4.3.2.4 Beoordeling feit 3
[verdachte] heeft de gemeubileerde woning aan de [adres 1] in [plaats 1] van [benadeelde] gehuurd onder het voorwendsel dat hij deze met zijn moeder zou gaan bewonen, maar hij wist van tevoren dat de woning als hennepdrogerij zou worden gebruikt. Die enkele omstandigheid - op zichzelf - acht de rechtbank echter onvoldoende om aan te nemen dat er daarmee sprake was van voorwaardelijk opzet op vernieling van de woning. Uit het dossier kan ook niet blijken dat [verdachte] daadwerkelijk enige uitvoeringshandeling heeft verricht met betrekking tot de inrichting en exploitatie van de drogerij, of anderszins een bijdrage van zodanig gewicht heeft gehad dat hij als medepleger van de tenlastegelegde vernielingen kan worden aangemerkt.
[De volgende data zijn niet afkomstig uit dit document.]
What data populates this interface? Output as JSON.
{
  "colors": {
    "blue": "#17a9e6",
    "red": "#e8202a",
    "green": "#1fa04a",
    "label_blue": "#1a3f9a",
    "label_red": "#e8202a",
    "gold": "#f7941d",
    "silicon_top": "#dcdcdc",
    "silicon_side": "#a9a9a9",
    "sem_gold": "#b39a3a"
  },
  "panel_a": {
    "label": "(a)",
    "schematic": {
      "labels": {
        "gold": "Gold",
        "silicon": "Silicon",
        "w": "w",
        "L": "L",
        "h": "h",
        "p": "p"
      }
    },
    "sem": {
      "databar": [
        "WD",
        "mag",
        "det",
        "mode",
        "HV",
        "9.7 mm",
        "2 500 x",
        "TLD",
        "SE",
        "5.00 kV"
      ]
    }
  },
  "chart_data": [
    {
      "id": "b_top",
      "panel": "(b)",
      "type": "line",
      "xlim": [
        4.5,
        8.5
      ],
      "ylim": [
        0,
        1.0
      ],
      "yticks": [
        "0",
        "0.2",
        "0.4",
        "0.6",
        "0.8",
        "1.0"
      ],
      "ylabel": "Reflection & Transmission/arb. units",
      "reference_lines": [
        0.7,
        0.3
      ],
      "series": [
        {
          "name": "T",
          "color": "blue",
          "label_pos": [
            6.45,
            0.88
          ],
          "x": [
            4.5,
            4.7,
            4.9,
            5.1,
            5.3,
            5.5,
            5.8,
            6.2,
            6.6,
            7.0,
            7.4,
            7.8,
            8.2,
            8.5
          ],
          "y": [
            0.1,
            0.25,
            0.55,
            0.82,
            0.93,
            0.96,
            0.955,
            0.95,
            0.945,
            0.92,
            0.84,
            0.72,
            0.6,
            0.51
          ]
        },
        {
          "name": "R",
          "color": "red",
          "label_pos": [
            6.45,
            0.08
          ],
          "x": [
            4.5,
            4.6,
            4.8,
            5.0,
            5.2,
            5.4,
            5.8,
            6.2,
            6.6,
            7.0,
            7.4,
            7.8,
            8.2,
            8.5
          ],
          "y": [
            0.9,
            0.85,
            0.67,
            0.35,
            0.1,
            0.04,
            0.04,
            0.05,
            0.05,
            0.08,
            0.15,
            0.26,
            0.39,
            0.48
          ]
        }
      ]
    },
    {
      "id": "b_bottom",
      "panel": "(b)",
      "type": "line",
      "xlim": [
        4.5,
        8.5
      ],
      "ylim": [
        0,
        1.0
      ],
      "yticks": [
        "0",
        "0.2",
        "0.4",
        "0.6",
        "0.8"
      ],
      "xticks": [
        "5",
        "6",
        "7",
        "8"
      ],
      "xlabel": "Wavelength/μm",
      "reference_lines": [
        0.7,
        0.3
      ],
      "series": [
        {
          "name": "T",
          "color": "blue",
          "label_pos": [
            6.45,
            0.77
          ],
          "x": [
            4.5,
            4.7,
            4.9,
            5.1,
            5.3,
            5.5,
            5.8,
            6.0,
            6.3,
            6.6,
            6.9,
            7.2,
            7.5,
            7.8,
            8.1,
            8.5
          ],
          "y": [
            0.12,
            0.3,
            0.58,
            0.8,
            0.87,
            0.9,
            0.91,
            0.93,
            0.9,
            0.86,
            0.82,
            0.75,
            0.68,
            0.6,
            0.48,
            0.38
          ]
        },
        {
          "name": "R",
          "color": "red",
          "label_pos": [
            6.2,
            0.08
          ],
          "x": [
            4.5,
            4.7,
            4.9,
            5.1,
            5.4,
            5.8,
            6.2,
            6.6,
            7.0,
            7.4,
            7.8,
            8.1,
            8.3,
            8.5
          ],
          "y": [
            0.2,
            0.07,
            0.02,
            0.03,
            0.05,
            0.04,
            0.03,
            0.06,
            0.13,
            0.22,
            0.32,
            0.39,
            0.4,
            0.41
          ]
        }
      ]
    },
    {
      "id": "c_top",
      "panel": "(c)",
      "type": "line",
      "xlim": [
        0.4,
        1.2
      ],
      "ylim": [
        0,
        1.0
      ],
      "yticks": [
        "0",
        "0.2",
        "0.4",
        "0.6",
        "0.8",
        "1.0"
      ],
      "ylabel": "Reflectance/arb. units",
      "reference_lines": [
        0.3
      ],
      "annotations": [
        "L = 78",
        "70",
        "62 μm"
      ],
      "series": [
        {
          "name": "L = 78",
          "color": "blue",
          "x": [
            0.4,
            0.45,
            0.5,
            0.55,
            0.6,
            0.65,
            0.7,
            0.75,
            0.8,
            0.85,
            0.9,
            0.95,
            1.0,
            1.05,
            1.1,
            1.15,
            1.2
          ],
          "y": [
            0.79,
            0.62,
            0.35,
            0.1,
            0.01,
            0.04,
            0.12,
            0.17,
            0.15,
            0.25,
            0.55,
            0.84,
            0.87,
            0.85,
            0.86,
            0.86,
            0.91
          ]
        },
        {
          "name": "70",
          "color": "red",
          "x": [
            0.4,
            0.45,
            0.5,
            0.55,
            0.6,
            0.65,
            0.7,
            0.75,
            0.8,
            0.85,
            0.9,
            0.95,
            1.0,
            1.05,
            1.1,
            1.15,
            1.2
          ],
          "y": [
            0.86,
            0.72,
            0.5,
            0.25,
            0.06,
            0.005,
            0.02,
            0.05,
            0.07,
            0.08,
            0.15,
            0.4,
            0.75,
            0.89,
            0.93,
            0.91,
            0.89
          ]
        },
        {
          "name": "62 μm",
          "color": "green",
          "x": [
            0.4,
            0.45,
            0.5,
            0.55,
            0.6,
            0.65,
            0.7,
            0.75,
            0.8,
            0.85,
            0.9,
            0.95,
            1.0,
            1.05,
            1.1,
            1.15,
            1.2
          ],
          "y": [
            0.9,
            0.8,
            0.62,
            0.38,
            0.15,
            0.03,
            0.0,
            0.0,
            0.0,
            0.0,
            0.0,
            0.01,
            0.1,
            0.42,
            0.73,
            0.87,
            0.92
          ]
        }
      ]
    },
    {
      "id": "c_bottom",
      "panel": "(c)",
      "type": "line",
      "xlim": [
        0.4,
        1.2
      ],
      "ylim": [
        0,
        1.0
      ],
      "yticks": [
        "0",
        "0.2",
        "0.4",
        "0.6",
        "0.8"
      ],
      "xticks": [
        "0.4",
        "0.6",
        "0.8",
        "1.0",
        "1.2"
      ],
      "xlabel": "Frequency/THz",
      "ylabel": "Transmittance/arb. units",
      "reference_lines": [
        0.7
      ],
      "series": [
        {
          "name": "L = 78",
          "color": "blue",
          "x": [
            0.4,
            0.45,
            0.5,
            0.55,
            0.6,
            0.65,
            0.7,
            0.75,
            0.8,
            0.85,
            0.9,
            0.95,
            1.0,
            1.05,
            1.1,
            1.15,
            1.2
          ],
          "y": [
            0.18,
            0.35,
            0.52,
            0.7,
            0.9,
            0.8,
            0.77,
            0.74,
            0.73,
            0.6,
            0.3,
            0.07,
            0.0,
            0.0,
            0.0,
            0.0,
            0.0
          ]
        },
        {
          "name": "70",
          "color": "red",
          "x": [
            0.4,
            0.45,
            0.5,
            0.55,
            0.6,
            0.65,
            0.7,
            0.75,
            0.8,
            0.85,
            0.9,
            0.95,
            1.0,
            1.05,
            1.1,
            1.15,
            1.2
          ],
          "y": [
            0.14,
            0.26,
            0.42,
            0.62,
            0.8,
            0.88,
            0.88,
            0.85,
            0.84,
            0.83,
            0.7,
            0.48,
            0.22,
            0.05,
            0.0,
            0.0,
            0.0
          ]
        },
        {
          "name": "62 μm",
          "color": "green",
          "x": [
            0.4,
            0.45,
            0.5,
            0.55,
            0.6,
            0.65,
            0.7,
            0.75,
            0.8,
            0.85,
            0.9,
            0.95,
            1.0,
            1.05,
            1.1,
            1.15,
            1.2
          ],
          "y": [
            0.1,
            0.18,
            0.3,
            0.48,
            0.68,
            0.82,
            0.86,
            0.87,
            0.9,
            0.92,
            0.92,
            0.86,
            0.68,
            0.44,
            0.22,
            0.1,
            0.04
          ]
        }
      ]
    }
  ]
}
De rechtbank acht de onder 3 tenlastegelegde vernieling dan ook niet wettig en overtuigend bewezen, zodat [verdachte] hiervan moet worden vrijgesproken.
4.4 De bewezenverklaring De rechtbank acht wettig en overtuigend bewezen dat [verdachte]
feit 1: op 16 mei 2015 te [plaats 1] , gemeente Rucphen, tezamen en in vereniging met anderen, opzettelijk aanwezig heeft gehad (in een pand aan [adres 1] ) een hoeveelheid van 125,73 kg hennep, zijnde hennep een middel als bedoeld in de bij de Opiumwet behorende lijst II;
feit 2: op tijdstippen in de periode van 10 februari 2015 tot en met 17 februari 2015 in Nederland, drie bankafschriften, zijnde geschriften die bestemd waren om tot bewijs van enig feit te dienen valselijk heeft opgemaakt, immers heeft verdachte valselijk en in strijd met de waarheid
- op die bankschriften vermeld/weergegeven dat hij, verdachte 2100 euro (per maand) aan loon had ontvangen van [bedrijf] BV
zulks met het oogmerk om die geschriften als echt en onvervalst te gebruiken of door anderen te doen gebruiken;
en
op 17 februari 2015 te [woonplaats] , opzettelijk gebruik heeft gemaakt van
- een valse werkgeversverklaring (blijkens de opdruk afkomstig van [bedrijf] B.V.) en
- drie valse salarisspecificaties, (blijkens de opdruk afkomstig van [bedrijf] BV) elk zijnde een geschrift dat bestemd was om tot bewijs van enig feit te dienen - als ware die geschriften echt en onvervalst, bestaande dat gebruikmaken hierin dat hij verdachte die werkgeversverklaring en salarisspecificaties heeft gemaild naar [verhuurmakelaar] (verhuurmakelaar/verhuurbedrijf onroerend goed)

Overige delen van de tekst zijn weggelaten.